Unterschiede und Benachteiligung
Die Arbeit Giesens deckt erhebliche Differenzen in der Rechtsprechung der Sozial- und Verwaltungsgerichte auf. Verschluckt sich zum Beispiel ein Beamter beim Mittagessen in der Kantine und erleidet daraufhin einen Erstickungsanfall, so ist nach der verwaltungsgerichtlichen Rechtsprechung ein Dienstunfall gegeben. Dagegen ist nach Auffassung der Sozialgerichte für Arbeitnehmer die Nahrungsaufnahme eine sogenannte eigenwirtschaftliche Tätigkeit, die nicht versichert ist. Ebenso ist der Beamte, der sich bei einer freiwillig vorgenommenen Schutzimpfung während der Dienstzeit einen Schaden zuzieht, im Vorteil gegenüber dem Arbeitnehmer: Dieser ist hier nicht versichert. Auch beim Toilettengang steht der Beamte besser da. Während der Arbeitnehmer nur auf dem Weg zur Toilette gesetzlich versichert ist, umfasst der Dienstunfallschutz für den Beamten auch den Aufenthalt im Toilettenraum. Dafür sind Arbeitnehmer während der Telearbeit besser geschützt. Auch bei Wegeunfällen gibt es Unterschiede. Unter dem Strich kann nach Auffassung von Giesen im Hinblick auf das gewährte Schutzniveau aber keine Bevorzugung beziehungsweise Benachteiligung von Arbeitnehmern oder Beamten ausgemacht werden.
Fazit
Gerd Giesen hat durch seine extensive Auswertung von Rechtsprechung und Literatur eine gelungene und lesenswerte Untersuchung des Unfallversicherungs- und Unfallfürsorgerechts vorgelegt. Dabei hat er die Unterschiede zwischen Sozial- und Verwaltungsgerichtsbarkeit hinsichtlich der Anerkennung von Arbeits- und Dienstunfällen übersichtlich herausgearbeitet. Ein gut lesbares Buch, das jedem an den unterschiedlichen Sicherungssystemen Interessierten zur Lektüre empfohlen werden kann.
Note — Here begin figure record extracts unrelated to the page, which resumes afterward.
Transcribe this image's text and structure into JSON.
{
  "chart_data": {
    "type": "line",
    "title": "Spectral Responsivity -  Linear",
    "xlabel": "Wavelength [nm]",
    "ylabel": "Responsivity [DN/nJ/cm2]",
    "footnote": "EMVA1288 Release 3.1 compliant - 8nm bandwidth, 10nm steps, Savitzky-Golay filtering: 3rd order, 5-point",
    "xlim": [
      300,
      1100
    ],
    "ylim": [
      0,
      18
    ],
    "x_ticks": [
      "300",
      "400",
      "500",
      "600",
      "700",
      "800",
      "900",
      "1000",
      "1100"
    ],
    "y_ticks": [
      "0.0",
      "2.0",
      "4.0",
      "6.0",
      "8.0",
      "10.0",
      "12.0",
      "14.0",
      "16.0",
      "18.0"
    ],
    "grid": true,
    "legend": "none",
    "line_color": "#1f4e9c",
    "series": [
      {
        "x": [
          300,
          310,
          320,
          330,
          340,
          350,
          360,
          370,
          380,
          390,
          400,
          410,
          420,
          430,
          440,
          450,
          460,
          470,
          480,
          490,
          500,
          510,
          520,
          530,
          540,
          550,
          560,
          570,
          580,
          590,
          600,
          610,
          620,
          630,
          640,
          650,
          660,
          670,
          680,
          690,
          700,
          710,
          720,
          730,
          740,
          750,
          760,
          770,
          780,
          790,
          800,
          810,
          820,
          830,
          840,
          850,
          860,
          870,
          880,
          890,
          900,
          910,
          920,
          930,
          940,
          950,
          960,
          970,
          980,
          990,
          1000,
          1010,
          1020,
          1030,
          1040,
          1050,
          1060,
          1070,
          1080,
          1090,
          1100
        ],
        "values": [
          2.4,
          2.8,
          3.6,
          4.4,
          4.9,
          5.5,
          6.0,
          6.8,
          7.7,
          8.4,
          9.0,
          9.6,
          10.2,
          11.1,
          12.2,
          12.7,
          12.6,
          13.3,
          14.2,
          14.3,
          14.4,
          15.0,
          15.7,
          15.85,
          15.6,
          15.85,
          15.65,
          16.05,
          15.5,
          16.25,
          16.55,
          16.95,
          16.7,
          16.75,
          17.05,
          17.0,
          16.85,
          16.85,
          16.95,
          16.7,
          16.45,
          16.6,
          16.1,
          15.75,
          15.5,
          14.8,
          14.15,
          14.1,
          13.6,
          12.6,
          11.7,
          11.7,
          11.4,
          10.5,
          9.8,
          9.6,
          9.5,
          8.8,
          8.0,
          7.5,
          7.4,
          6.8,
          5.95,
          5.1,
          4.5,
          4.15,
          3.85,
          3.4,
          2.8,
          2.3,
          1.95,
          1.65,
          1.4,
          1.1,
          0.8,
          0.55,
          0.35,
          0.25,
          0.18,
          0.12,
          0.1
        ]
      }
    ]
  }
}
Giesen, Gerd: Arbeitsunfall und Dienstunfall Zur Reichweite des Unfallschutzes von Arbeitnehmern und Beamten nach § 8 SGB VII und § 31 BeamtVG. Schriften zum Sozial- und Arbeitsrecht (SAR), Band 339, 2017, 242 Seiten,
ISBN 978–3–428–15106–6
Autorin: Tanja Sautter
Juristin BG Verkehr,
Dienststelle Unfallfürsorge, Tübingen
Tanja.Sautter@web.de
Giesen, Gerd: Arbeitsunfall und Dienstunfall Zur Reichweite des Unfallschutzes von Arbeitnehmern und Beamten nach § 8 SGB VII und
§ 31 BeamtVG. Schriften zum Sozial- und Arbeitsrecht (SAR), Band 339, 2017, 242 Seiten,
ISBN 978–3–428–15106–6
Zum Autor
Gerd Giesen studierte Rechtswissenschaften in Freiburg. Anschließend arbeitete Giesen als geprüfter Rechtskandidat beim Deutschen Bundestag und als Rechtsreferendar am Kammergericht Berlin mit Stationen im BMAS und in der Konzernzentrale der Deutschen Bahn AG.